Bütün bilançoları ayrıntılı olarak incelemek şimdilik mümkün olmadığından, görünen net kar kalemlerinden yola çıkarsak bu yıl zarar eden firma sayısında düşüş olduğunu söyleyebiliriz. Ancak büyük karlar açıklayan bankaların 2009'da Merkez Bankası faizlerini sürekli indirmesinin desteğiyle bu karları sağladıkları da unutulmamalı. Ayrıca bankaların fiyat kazanç oranları mevcut fiyat seviyelerini yansıtmakta. Büyük ihtimalle 2009 bilançolarında kar artış oranını koruyacakları görünen bankaların Borsa'da yabancılar tarafından neden bu kadar sevildikleri de ortaya çıkmış oldu. BDDK Başkanı'nın 'karı bünyede tutun' uyarıları bakalım bu defa da dikkate alınacak mı?
Nisanda Özel Tüketim Vergisi ve KDV indirimlerinin etkisiyle beyaz eşya ve elektronik şirketleri bu dönemde önemli karlar elde etti. Arçelik, Vestel ve Bosch gibi sektör şirketlerinin Borsa'ya bildirdikleri karlar beklentilerin çok üstünde. Tofaş ve Doğuş Otomotiv gibi şirketler karlarını artırırlarken diğerlerinde ya karlar düştü ya da zarar ettikleri gözlendi. Özetle banka, elektronik, beyaz eşya ve havayolu şirketleri önemli karlar elde ederken demir-çelik, medya ve gübre hisseleri ciddi zararlar yazdı.
Yatırımcıların bundan sonraki çeyrekte hisse seçimi yaparken gelen bilanço karlarına göre hareket etmelerinin önemi büyük. Ancak bazı püf noktalarını da gözden kaçırmamak gerekiyor. Yüksek kar eden şirketin öncelikle geçmiş yıl zararı var mı? Fiyat kazanç oranı düşük mü? Temettü ve bedelsiz hisse verme potansiyeli var mı? Bütün bunlar dikkatle incelenmelidir. Ayrıca son gelen bilançoların denetime tabi olmaması sebebiyle ak ve karanın 12 aylıklarda belli olacağı gözlerden kaçırılmamalıdır.

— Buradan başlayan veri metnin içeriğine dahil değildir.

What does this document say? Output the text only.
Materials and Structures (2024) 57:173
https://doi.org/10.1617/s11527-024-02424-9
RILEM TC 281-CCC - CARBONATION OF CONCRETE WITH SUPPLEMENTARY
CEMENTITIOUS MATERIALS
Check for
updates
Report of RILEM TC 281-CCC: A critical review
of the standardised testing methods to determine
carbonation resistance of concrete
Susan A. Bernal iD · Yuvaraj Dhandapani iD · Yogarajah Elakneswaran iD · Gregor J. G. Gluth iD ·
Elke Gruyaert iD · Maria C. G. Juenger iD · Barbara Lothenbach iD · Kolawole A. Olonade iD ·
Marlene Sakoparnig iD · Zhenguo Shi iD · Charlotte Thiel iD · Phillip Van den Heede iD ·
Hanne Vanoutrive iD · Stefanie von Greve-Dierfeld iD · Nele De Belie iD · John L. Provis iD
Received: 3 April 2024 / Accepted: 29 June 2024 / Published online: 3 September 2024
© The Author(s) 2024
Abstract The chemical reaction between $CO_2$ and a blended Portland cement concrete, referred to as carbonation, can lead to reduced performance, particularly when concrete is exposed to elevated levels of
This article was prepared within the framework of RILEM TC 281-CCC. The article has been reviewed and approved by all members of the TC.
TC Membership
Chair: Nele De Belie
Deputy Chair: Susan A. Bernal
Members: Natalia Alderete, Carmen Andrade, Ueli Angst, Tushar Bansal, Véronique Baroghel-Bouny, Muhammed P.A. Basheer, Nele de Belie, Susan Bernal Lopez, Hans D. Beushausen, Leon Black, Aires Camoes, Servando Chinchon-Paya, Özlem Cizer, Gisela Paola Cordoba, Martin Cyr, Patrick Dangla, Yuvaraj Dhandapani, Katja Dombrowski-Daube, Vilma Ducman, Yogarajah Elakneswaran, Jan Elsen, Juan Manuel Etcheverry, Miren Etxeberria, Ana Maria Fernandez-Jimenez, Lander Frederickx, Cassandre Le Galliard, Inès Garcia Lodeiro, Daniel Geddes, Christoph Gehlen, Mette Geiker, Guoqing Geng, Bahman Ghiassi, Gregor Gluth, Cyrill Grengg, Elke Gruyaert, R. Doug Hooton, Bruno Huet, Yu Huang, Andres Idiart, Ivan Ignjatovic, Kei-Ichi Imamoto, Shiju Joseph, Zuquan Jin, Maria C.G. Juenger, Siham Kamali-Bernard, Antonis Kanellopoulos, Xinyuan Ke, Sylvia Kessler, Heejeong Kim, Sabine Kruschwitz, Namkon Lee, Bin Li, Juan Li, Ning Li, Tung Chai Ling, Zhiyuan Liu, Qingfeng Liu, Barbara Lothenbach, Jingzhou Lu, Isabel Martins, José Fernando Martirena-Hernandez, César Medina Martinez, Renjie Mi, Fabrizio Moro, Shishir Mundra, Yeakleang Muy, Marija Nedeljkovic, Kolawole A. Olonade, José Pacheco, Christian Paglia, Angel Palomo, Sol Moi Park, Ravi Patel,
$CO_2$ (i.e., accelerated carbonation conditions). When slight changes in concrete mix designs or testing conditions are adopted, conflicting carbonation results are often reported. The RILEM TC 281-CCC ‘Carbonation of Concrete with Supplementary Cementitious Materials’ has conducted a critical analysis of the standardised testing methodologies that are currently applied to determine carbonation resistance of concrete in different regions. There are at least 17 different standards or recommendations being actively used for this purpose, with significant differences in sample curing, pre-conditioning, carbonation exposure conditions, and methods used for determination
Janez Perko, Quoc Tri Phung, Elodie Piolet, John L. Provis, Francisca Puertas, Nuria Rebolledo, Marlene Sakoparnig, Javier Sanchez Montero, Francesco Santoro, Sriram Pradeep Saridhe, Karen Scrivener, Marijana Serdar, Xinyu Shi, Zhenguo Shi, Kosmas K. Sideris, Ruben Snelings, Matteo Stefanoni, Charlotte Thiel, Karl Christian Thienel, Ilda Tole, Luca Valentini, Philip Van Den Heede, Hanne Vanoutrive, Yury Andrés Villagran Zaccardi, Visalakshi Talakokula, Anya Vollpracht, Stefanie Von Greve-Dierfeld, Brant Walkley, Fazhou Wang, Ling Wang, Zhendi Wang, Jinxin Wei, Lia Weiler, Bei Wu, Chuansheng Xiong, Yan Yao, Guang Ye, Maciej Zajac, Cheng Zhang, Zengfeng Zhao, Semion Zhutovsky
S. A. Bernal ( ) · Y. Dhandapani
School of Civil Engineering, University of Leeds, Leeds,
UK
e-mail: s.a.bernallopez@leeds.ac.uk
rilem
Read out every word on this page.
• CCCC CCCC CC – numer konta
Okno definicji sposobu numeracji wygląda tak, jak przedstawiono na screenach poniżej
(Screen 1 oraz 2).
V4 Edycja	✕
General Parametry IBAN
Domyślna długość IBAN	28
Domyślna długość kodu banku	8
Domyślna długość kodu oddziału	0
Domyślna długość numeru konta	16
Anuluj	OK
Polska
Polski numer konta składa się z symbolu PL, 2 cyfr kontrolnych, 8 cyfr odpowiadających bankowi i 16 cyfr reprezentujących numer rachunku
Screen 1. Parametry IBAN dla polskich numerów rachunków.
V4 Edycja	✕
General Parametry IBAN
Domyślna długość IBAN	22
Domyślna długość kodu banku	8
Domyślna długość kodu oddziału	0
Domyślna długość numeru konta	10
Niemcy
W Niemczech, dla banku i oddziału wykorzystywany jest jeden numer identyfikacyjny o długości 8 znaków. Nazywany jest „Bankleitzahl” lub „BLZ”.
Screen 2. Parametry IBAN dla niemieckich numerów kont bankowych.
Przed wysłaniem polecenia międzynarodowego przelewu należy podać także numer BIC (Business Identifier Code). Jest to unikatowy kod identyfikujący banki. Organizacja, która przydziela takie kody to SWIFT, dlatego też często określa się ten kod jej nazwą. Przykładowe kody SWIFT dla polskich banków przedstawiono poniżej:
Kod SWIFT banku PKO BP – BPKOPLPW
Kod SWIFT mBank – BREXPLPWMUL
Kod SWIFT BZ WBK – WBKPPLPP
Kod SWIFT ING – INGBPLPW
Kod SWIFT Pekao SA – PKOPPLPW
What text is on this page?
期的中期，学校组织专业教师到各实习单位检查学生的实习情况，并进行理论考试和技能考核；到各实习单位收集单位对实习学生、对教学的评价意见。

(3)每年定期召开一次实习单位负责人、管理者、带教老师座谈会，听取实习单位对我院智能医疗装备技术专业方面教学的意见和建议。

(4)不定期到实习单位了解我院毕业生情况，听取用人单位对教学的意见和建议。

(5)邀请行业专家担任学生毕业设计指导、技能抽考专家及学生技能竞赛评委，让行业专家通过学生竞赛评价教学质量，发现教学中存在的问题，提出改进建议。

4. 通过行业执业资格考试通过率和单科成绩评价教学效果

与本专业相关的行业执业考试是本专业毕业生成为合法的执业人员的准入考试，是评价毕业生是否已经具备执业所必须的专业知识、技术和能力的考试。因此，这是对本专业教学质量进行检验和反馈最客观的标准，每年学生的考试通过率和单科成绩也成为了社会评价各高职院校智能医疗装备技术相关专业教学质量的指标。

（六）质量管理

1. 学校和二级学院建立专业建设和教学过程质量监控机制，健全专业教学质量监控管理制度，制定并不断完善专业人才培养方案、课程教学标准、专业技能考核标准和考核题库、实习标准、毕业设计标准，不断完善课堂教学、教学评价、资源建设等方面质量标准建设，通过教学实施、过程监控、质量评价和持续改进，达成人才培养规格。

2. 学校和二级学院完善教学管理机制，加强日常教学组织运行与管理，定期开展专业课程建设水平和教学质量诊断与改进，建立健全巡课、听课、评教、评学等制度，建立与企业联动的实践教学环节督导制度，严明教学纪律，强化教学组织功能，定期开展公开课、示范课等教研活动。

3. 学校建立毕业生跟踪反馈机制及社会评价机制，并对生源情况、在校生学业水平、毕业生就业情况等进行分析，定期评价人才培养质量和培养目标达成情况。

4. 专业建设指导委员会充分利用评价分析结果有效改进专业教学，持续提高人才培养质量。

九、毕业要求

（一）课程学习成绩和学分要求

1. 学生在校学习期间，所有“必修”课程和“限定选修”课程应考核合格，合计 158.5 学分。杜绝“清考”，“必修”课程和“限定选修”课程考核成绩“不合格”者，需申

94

Endeks yeni yön arayışında
Bu yıl yüzde 80 artışla kazandıran borsaların başında gelen İMKB, üçüncü çeyrek bilançolarının tamamlanmasının ardından bekleyişe geçti. Marttan ekim sonuna kadar yükseliş eğilimini sürdürerek 51 bin 500 puana kadar yükselen endeks, kasım ayında sert bir şekilde gerileyerek 45 bin 850 puanı görmüştü. Geçen hafta bilançoların Borsa'ya ulaşmasının tamamlanmasıyla kısmi bir toparlanma yaşayan Borsa, 48 bin 441 puandan kapanmayı başarsa da teknik olarak 7 aylık yükseliş trendi sona ermiş gözüküyor. ABD borsalarının yükselişe devam etmesi halinde endeksin yeniden yükseliş eğilimine girmesi muhtemel gözükse de, beklentilerin sona ermesi ve bayram tatili gibi etkenler kasımın düşüşle tamamlanabileceği izlenimi veriyor. Olumlu bilanço açıklayan şirket hisseleri geçen hafta kar satışlarıyla karşılaştı. Kar beklentisinin önceden satın alınması ve bu hisselerin fiyat kazanç oranlarının son yükselişler sonrası yeterli düzeye ulaşması da bu satış baskısında etken olarak görülebilir. Önümüzdeki hafta 48 bin puanın üstünde kalmaya çalışacak olan endeksin 48 bin puanı aşağı kırması halinde 46 bin 500-45 bin 800 puan seviyelerine doğru geri çekilmesi sürpriz olmayacak. İMKB endeksini yeniden yukarı taşıyabilecek gelişmeler de yok değil. Başta dış borsaların halen yükseliş yönünde hareket etmeleri ve lokomotif endeks Dow Jones'un 10 bin 100 puanı aşması İMKB'yi de yeniden yukarı taşıyabilir.